Nup98 proteolysis in enterovirus-infected cells occurs well before cleavage of other Nups is detected (30, 34, 48). In addition, cleavage of Nup98 is insensitive to the inhibitor of viral replication guanidine hydrochloride (30). One possible explanation for the faster kinetics of Nup98 proteolysis arises from findings that Nup98 shuttles on and off the NPC and that the flexible FG domain can be detected on the cytoplasmic side of the NPC (71, 72), perhaps making Nup98 or the FG region more accessible to 2A^pro. However, this seems unlikely, given that Nup153 exhibits similar characteristics yet is proteolyzed much later during infection (73, 74). Furthermore, rapid Nup98 cleavage is apparent in vitro when spatial constraints imposed by cellular structures such as the nuclear envelope or NPC have been removed (Fig. 2B) (34). Thus, the mechanisms responsible for the rapid targeting of Nup98 remain to be determined.

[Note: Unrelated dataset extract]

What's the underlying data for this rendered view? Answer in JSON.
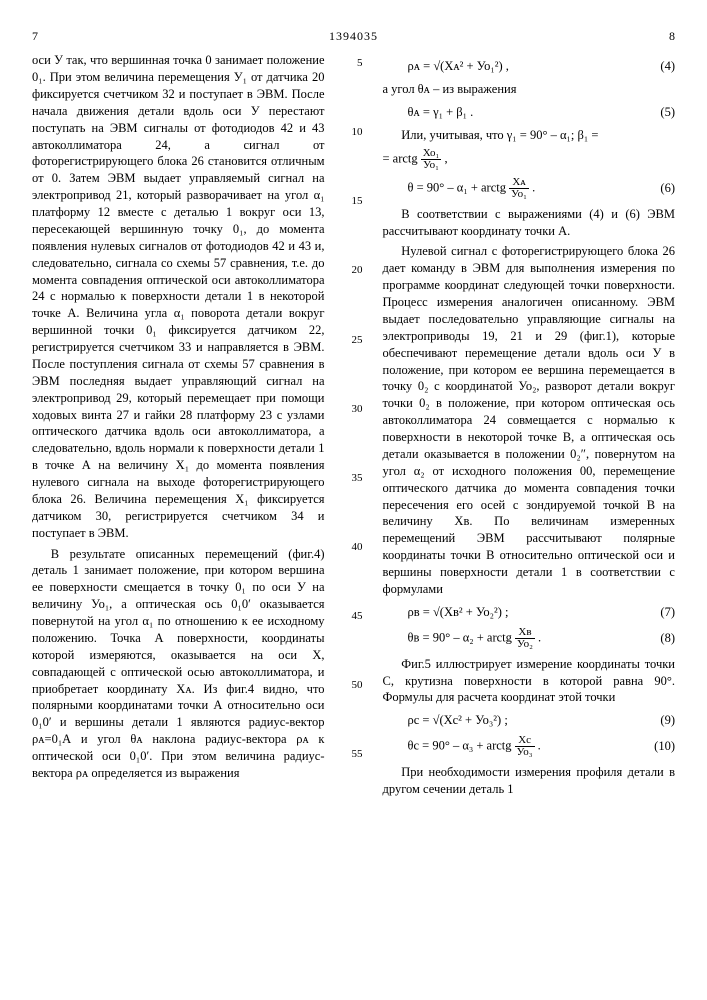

While removal of Nup98 from the NPC would be predicted to alter NPC permeability and transport properties, recent work has suggested other possible reasons for the rapid proteolysis of Nup98 in infected cells. Work in Drosophila melanogaster has shown that, in addition to its role at the NPC, Nup98 also has a role in transcriptional induction during normal fly development and in the heat shock response (75, 76). More recently, Panda et al. showed that Nup98 is required for an effective antiviral transcription response in D. melanogaster (77). Combined with earlier work showing that Nup98 is itself induced by type I and II interferons, these results suggest the possibility that Nup98 may contribute to the antiviral response in mammals. In support of this possibility, Liang et al., found that Nup98 regulates the transcription of a subset of genes in human embryonic stem cells and neural progenitor cells (78). Interestingly, this study identified an N-terminal fragment (aa 1 to 503) that acted as a dominant-negative inhibitor of transcriptional activation of Nup98-dependent genes in neural progenitor cells. It is interesting to speculate that the N-terminal cleavage products generated by 2A^pro cleavage function in a similar manner to inhibit the antiviral response in humans.